I agree it is a continual process, a continual letting go…Good luck Sarah, climbing your mountain!
Cort,
Thanks for sharing Beck’s story. I’m certain many will find it motivating. I read Beck’s book shortly after it came out, before I got sick, and thought it was the best story of perseverance I had ever read until my own experience with me/cfs. I live near Yosemite in CA and after high school sports, competitive running, USArmy infantry, Germany 73-75, skiing, golf and anything else you’ve heard of before, in 2005 after a severe bout of flu, I was left nearly unable to walk, as well as having every other symptom on the list. Over the next two years I completed 21 months of slow, low dose oral chelation with DMSA following Andy Cutler’s protocol and saw my doctor’s data mercury levels drop from150 to 32. Even though I was never able to RTW due to strength, stamina and cognitive issues I was able to complete 25 years as an RN, mostly in the ER. and continue to work on my marriage of 39 years to my Loving, caring, beautiful wife. Your blog is the greatest thing out there for medical updates and reminders that we’re not “alone” as we slowly walk down this journey of life. Thanks Cort, not sure how you do it.
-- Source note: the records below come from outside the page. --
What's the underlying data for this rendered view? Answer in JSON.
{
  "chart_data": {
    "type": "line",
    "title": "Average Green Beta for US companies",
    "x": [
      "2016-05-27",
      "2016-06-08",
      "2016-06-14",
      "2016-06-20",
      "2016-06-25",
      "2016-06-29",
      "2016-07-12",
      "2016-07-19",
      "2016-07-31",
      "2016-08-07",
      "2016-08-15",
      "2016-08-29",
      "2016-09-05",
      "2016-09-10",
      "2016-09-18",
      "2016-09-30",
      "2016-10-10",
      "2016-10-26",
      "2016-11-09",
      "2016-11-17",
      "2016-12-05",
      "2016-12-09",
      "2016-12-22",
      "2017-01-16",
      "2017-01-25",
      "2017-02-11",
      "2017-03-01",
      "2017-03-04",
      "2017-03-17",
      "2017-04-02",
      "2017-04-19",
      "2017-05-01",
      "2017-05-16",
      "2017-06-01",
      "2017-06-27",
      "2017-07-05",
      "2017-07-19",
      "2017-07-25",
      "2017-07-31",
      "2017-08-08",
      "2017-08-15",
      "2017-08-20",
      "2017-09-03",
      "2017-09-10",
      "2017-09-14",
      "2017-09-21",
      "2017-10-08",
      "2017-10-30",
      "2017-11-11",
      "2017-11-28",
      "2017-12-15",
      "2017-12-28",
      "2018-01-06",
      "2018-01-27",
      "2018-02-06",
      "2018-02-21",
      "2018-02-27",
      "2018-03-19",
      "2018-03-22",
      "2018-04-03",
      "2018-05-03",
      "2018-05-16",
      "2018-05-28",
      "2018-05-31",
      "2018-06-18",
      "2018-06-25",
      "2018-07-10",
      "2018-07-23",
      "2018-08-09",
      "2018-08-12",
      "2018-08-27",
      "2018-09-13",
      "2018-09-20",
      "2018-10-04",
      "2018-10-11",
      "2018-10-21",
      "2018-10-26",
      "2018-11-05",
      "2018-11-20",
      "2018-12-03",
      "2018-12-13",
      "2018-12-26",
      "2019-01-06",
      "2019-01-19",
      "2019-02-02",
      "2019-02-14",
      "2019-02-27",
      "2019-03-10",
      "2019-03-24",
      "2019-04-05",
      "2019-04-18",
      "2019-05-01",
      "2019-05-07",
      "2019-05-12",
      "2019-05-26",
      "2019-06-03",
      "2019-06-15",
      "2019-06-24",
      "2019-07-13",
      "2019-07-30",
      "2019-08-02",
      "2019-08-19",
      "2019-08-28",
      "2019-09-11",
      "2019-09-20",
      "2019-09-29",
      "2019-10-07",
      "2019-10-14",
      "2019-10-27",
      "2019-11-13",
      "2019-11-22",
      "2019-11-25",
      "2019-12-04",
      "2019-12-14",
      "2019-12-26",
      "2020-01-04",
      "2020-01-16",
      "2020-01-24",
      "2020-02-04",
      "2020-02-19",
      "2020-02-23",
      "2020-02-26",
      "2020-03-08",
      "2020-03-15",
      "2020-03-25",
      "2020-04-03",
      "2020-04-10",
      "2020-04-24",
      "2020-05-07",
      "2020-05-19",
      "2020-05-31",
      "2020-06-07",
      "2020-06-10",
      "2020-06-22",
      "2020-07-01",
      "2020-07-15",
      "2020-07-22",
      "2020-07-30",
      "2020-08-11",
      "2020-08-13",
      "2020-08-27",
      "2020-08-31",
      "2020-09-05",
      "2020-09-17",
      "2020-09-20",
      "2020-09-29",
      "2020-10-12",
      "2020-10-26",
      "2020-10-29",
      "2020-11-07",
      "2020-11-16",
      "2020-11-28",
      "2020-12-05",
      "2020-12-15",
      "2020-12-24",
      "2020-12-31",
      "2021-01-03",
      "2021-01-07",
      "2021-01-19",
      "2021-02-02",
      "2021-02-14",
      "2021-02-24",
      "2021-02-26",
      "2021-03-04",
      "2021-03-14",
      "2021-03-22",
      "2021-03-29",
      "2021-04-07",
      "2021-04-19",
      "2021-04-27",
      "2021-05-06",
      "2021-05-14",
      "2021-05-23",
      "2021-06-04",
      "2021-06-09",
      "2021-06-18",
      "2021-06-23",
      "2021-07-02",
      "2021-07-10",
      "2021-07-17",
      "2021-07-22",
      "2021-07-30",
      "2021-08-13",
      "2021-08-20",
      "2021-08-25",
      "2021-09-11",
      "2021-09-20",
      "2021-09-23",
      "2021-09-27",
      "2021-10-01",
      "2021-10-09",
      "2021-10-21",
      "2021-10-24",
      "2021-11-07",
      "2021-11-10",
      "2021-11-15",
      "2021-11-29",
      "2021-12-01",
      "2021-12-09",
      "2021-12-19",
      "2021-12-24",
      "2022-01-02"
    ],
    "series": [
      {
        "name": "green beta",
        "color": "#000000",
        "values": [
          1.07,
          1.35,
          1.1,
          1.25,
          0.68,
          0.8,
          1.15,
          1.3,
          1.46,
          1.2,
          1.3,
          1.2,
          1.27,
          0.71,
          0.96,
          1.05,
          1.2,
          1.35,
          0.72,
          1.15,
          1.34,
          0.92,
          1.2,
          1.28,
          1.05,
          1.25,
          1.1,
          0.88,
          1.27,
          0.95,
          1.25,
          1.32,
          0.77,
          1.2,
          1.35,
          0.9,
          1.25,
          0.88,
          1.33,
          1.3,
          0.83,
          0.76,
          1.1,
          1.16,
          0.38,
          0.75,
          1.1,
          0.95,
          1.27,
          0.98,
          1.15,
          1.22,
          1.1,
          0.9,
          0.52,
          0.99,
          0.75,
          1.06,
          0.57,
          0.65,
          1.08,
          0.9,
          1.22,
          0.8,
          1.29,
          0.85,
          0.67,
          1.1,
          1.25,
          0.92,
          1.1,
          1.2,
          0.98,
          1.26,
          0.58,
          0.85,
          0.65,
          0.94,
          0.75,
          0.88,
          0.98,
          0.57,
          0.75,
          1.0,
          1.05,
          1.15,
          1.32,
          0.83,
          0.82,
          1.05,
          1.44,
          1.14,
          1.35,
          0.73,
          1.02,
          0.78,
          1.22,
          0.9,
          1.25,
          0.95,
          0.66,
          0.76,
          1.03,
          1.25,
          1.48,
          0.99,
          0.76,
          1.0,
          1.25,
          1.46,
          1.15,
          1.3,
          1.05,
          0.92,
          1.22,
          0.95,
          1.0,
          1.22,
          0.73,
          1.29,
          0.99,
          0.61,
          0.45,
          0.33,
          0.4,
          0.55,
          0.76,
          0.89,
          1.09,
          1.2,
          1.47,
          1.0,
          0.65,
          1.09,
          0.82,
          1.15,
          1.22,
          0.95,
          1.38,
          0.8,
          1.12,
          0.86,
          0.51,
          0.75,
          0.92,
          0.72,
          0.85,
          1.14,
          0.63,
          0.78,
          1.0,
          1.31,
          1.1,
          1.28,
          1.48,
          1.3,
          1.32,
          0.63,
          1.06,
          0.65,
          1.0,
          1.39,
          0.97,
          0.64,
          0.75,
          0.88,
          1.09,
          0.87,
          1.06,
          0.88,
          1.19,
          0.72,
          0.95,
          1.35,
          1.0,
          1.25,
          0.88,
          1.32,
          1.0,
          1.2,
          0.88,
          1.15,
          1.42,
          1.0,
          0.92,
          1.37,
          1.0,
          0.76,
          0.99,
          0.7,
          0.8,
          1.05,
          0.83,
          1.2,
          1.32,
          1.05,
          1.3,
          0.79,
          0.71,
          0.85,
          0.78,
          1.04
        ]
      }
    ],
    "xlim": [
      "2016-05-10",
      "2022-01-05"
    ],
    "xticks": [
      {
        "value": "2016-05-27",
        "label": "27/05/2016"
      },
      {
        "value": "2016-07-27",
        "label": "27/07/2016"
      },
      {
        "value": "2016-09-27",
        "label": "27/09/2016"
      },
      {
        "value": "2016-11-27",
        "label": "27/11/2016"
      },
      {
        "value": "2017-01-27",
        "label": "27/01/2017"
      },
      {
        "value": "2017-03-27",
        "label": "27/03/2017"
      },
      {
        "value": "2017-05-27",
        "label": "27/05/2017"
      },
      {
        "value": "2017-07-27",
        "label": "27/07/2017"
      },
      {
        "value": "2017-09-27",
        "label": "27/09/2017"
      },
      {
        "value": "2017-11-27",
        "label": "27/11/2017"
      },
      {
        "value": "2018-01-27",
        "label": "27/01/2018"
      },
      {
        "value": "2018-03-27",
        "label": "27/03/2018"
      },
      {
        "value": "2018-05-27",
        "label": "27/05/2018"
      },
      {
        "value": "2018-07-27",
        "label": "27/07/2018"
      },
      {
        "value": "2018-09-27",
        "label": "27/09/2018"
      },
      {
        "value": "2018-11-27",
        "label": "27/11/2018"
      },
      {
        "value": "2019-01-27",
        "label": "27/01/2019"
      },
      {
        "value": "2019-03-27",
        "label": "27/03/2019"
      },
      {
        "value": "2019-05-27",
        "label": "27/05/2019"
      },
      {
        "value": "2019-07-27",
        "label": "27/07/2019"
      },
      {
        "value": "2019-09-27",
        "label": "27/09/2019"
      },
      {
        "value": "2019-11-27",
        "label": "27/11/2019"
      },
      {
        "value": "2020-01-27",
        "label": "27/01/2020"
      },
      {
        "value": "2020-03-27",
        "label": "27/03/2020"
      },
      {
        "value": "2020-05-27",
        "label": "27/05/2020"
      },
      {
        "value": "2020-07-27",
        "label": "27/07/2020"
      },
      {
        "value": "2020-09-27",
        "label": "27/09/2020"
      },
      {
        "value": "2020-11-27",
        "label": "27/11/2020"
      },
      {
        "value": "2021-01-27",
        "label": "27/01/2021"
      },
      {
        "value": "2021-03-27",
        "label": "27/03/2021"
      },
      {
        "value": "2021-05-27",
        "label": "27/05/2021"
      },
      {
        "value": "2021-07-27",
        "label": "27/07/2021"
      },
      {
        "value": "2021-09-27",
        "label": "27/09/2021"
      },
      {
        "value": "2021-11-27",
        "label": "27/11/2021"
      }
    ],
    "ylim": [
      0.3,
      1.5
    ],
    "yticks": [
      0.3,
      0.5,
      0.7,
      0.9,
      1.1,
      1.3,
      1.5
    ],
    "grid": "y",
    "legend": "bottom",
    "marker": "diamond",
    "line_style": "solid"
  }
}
My gosh what a story. Another athlete felled! It reminds me of myself! 🙂 Thankfully I am in better shape than most. Actually I don’t know how the many people who are worse shape do it. I’m lucky! Thanks for your nice words, though.
Cort,
Every time Health Rising appears in my email I know I will be connecting with information I can actually process. Cort, you have a true gift for clarity and your writing is a lifeline. I can turn to my husband and children and tell them about the 5 million dollar donation from the Pine Foundation and about Ron Davis’s work. I asked them all to watch Unrest. I thank you and all the patient advocates with all my heart. I have had this disease on and off for 38 years, and was diagnosed correctly from the beginning. The remitting and non-remitting type of ME/CFS I had entitled me to years of functioning followed by severe disability. I’m totally bed-ridden now and I count less on those surreal days when I wake up “me”. Inexplicably FINE. Quick have my roots done. Do the dishes. Call friends. Only to be back to my sick-life the next day. But truly, I am so grateful that I was well enough to have some high-performance years. And kids and a marriage And scrapbooks. My heart breaks for all the people who fell ill before they could manifest their dreams. My hopes for a cure are for them. Nobody understands this disease who doesn’t have it. This is the curse of ME/CFS FM; the lack of understanding and shame that goes with it hurts the most. As you and Rodney Dangerfield said, “it gets no respect.”
It’s always nice to take a step back from the mountain climbing and look around. It’s a beautiful view.
Also reminds me of the time we hiked up one of the highest mountains in Lake Placid. Blizzard conditions fell upon us, and I was lucky if I could see one arm’s length in front of me. My Lyme-infected knee came back and I hobbled my way around. I concentrated on keeping within view of the guy in front of me, and making sure I didn’t slide off the icy side of the mountain. The guys had been up and down these mountains many times so I just followed them and we made it to the top. After that trip, I never went winter mountain climbing again. Really hard on a Lyme knee.